If {X_1} and {X_2} are two non-empty sets, then the Cartesian product {X_1} \times {X_2} is defined as {X_1} \times {X_2} = \left\{ {\left( {{x_i},{x_j}:{x_i} \in {X_1},{x_j} \in {X_2}} \right)} \right\}.


Projection Maps

Let A and B be non-empty sets, then they can be defined by the following two functions:
(1) {p_1}:A \times B \to A defined as {p_1}\left( {a,b} \right) = a for all \left( {a,b} \right) \in A \times B
(2) {p_2}:A \times B \to B defined as {p_2}\left( {a,b} \right) = b for all \left( {a,b} \right) \in A \times B.

The above maps are called the projection maps on A and B respectively.

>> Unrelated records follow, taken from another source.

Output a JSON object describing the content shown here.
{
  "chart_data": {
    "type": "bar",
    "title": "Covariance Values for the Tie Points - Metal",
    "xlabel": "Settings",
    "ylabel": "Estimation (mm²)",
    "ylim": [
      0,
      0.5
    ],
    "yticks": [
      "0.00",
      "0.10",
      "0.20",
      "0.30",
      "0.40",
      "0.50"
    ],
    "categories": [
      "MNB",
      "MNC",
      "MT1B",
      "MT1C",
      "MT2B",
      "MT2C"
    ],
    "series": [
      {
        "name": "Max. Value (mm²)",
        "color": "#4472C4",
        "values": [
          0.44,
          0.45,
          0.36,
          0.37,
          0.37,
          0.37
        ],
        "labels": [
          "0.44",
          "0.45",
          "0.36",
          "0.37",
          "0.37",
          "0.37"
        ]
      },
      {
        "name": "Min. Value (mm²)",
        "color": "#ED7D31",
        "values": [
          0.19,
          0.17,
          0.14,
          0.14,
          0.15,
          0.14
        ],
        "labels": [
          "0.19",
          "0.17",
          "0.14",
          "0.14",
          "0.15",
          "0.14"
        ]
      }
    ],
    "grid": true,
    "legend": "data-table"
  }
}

Note: Let {X_1},{X_2},{X_3}, \ldots {X_n} be non-empty sets, then the projection maps {p_1},{p_2},{p_3}, \ldots {p_n} can be defined similarly.


Product Topology

Let {X_1} \times {X_2} be the product of topological spaces {X_1} and {X_2}. The coarsest topology \tau on {X_1} \times {X_2} with respect to which the projection maps {p_1}:{X_1} \times {X_2} \to {X_1} and {p_2}:{X_1} \times {X_2} \to {X_2} are continuous, is said to be a product topology and thus the space \left( {{X_1} \times {X_2},\tau } \right) is said to be the product space.

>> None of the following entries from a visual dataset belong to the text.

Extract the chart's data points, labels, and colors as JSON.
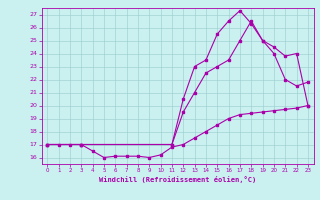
{
  "xlabel": "Windchill (Refroidissement éolien,°C)",
  "bg_color": "#caf0f0",
  "line_color": "#aa00aa",
  "grid_color": "#99cccc",
  "xlim": [
    -0.5,
    23.5
  ],
  "ylim": [
    15.5,
    27.5
  ],
  "xticks": [
    0,
    1,
    2,
    3,
    4,
    5,
    6,
    7,
    8,
    9,
    10,
    11,
    12,
    13,
    14,
    15,
    16,
    17,
    18,
    19,
    20,
    21,
    22,
    23
  ],
  "yticks": [
    16,
    17,
    18,
    19,
    20,
    21,
    22,
    23,
    24,
    25,
    26,
    27
  ],
  "line1_x": [
    0,
    1,
    2,
    3,
    4,
    5,
    6,
    7,
    8,
    9,
    10,
    11,
    12,
    13,
    14,
    15,
    16,
    17,
    18,
    19,
    20,
    21,
    22,
    23
  ],
  "line1_y": [
    17,
    17,
    17,
    17,
    16.5,
    16,
    16.1,
    16.1,
    16.1,
    16.0,
    16.2,
    16.8,
    17.0,
    17.5,
    18.0,
    18.5,
    19.0,
    19.3,
    19.4,
    19.5,
    19.6,
    19.7,
    19.8,
    20.0
  ],
  "line2_x": [
    0,
    3,
    11,
    12,
    13,
    14,
    15,
    16,
    17,
    18,
    19,
    20,
    21,
    22,
    23
  ],
  "line2_y": [
    17,
    17,
    17.0,
    20.5,
    23.0,
    23.5,
    25.5,
    26.5,
    27.3,
    26.3,
    25.0,
    24.0,
    22.0,
    21.5,
    21.8
  ],
  "line3_x": [
    0,
    3,
    11,
    12,
    13,
    14,
    15,
    16,
    17,
    18,
    19,
    20,
    21,
    22,
    23
  ],
  "line3_y": [
    17,
    17,
    17.0,
    19.5,
    21.0,
    22.5,
    23.0,
    23.5,
    25.0,
    26.5,
    25.0,
    24.5,
    23.8,
    24.0,
    20.0
  ]
}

• It may be observed that if {X_1} and {X_2} are distinct topological spaces then the collection S = \left\{ {p_1^{ - 1}\left( {{G_1}} \right)p_2^{ - 1}\left( {{G_2}} \right):{G_1} \in {\tau _1},{G_2} \in {\tau _2}} \right\} form a subbase for product topology on {X_1} \times {X_2}.
• It may be noted that if A and B are any open interval, then A \times B will be open rectangle strips. A collection of open rectangles form a basis for the usual topology on {\mathbb{R}^2}. So, generalizing this fact to the product of a finite number of spaces \left( {{X_1},{\tau _1}} \right) and \left( {{X_2},{\tau _2}} \right) are topological spaces then {\rm B} = \left\{ {{G_1} \times {G_2}:{G_1} \in {\tau _1},{G_2} \in {\tau _2}} \right\} form a basis for product topology.